Operators of the International Space Station had to take swift action to dodge a piece of space junk coming its way on Tuesday, September 22.
The situation was so serious that the three Expedition 63 crew members were told to move to the Russian segment of the station so they would be closer to the Soyuz MS-16 spacecraft in case they needed to make an emergency escape in the event of a catastrophic collision, though NASA insisted in a message on its website that “at no time was the crew in any danger.”
NASA and Russian flight controllers worked together to carry out a maneuver to adjust the space station’s orbit at 2:19 p.m. PT on Tuesday.
“The maneuver raised the station’s orbit out of the predicted path of the debris, which was estimated to come within 1.39 kilometers of the station,” NASA said. The size of the object wasn’t disclosed.
Once the avoidance maneuver has been completed, the crew — NASA astronaut Chris Cassidy, and Russian cosmonauts Anatoly Ivanishin and Ivan Vagner — were able to resume their regular activities aboard the station.
The station boosted its orbit out of the way of an unknown piece of space debris today after a docked resupply ship fired its engines at 5:19pm ET. The Exp 63 crew has resumed normal activities. More… https://t.co/LWOgLdshbQ pic.twitter.com/xoYwCyQDsS
— Intl. Space Station (@Space_Station) September 22, 2020
Space debris comes mostly from break-up events caused by explosions and collisions involving decommissioned satellites or discarded parts from rocket launches.
According to NASA, there are currently tens of millions of pieces of space debris orbiting Earth. While most of them are less than 1mm in length and impossible to track, there are also estimated to be around 500,000 marble-sized pieces among the debris.

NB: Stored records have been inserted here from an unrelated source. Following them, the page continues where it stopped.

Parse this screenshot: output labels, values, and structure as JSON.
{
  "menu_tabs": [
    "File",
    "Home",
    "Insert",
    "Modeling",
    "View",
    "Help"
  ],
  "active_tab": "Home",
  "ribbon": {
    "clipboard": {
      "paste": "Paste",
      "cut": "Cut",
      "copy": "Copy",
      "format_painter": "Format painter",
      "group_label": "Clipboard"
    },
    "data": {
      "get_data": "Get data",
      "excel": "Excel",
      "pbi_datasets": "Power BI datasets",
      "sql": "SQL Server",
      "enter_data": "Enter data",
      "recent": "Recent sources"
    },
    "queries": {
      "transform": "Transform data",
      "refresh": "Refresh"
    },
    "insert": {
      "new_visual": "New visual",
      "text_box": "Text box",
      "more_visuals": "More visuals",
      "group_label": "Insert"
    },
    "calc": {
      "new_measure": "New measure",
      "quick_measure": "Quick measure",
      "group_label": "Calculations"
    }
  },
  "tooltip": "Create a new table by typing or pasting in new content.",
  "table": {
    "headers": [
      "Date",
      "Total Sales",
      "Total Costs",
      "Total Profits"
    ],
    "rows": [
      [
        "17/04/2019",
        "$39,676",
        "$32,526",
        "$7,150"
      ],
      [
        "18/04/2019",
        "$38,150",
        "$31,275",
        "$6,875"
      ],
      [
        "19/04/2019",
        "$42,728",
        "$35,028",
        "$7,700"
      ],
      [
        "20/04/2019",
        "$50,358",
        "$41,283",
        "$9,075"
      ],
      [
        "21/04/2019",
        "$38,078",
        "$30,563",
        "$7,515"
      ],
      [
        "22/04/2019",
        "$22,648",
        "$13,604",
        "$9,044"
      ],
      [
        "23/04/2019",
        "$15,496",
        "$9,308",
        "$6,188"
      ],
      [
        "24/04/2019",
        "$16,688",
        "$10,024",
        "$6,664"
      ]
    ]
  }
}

With the space station orbiting Earth at around 17,500 mph, objects big and small could cause serious damage if they hit the orbiting outpost. The debris could also knock out functioning satellites, possibly knocking out communication links or causing other issues back on Earth while at the same time causing more space junk.
A few years ago, astronaut Tim Peake posted a photo of damage to a glass panel on the space station’s Cupola thought to have been caused by a tiny piece of debris whizzing through space, “possibly a paint flake or small metal fragment no bigger than a few thousandths of a millimeter across.”